Analgesics (acetaminophen and tramadol HCl), as well as NSAIDs, should be continued for those with persistent pain; for those whose pain resolves, wean off these drugs. These medications may be continued on an as-needed basis for individuals with activity-related pain.

Intra-articular corticosteroid injections may be useful in recalcitrant cases. Corticosteroid injections should never be injected into the patellar tendon because of the predisposition for tendon rupture that is associated with this procedure.

Previous
Next:

Maintenance Phase

Rehabilitation Program

Physical Therapy

Flexibility, strengthening, and proprioception programs should be continued indefinitely. Arch supports and orthotics should also be continued indefinitely. Braces and taping, as well as ice, may be weaned as progress permits.

Recreational Therapy

Activity may be progressed as tolerated.

Surgical Intervention

Surgery may be useful for patients who have been compliant and in whom a 12-month trial of conservative therapy was unsuccessful. Surgery may completely resolve the patient's symptomatology, partially resolve the symptomatology, or may not change the symptomatology; rarely is the symptomatology exacerbated iatrogenically. Surgery is more successful when a specific diagnosis has been established and when clear surgical goals can be defined.

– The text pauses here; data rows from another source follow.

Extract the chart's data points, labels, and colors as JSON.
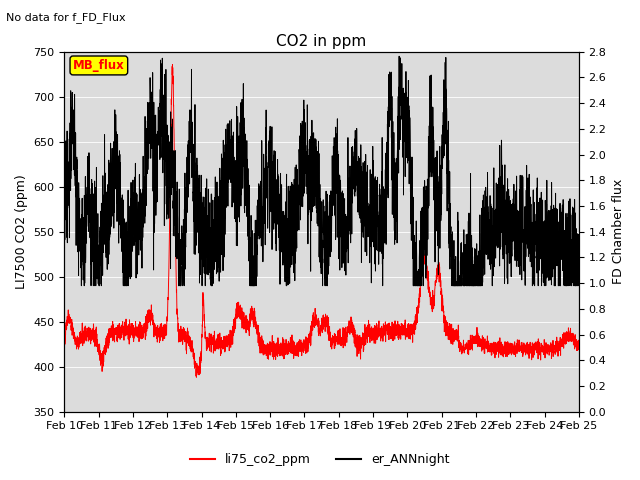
{
  "title": "CO2 in ppm",
  "top_note": "No data for f_FD_Flux",
  "ylabel_left": "LI7500 CO2 (ppm)",
  "ylabel_right": "FD Chamber flux",
  "ylim_left": [
    350,
    750
  ],
  "ylim_right": [
    0.0,
    2.8
  ],
  "yticks_left": [
    350,
    400,
    450,
    500,
    550,
    600,
    650,
    700,
    750
  ],
  "yticks_right": [
    0.0,
    0.2,
    0.4,
    0.6,
    0.8,
    1.0,
    1.2,
    1.4,
    1.6,
    1.8,
    2.0,
    2.2,
    2.4,
    2.6,
    2.8
  ],
  "xtick_labels": [
    "Feb 10",
    "Feb 11",
    "Feb 12",
    "Feb 13",
    "Feb 14",
    "Feb 15",
    "Feb 16",
    "Feb 17",
    "Feb 18",
    "Feb 19",
    "Feb 20",
    "Feb 21",
    "Feb 22",
    "Feb 23",
    "Feb 24",
    "Feb 25"
  ],
  "legend_labels": [
    "li75_co2_ppm",
    "er_ANNnight"
  ],
  "legend_colors": [
    "#ff0000",
    "#000000"
  ],
  "mb_flux_box_color": "#ffff00",
  "mb_flux_text_color": "#ff0000",
  "line1_color": "#ff0000",
  "line2_color": "#000000",
  "background_color": "#dcdcdc",
  "title_fontsize": 11,
  "label_fontsize": 9,
  "tick_fontsize": 8
}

Surgical intervention includes arthroscopy for articular cartilage shaving, with or without lateral release of the retinaculum. Surgery may also include proximal or distal realignment. Open surgical procedures include patellar tendon transfer, or rarely, patellectomy.

Other Treatment

Analgesics (acetaminophen and tramadol HCl) and NSAIDs may be beneficial on an as-needed basis. Dietary supplements may be helpful on an individual basis. Corticosteroid injections may be beneficial for recalcitrant cases.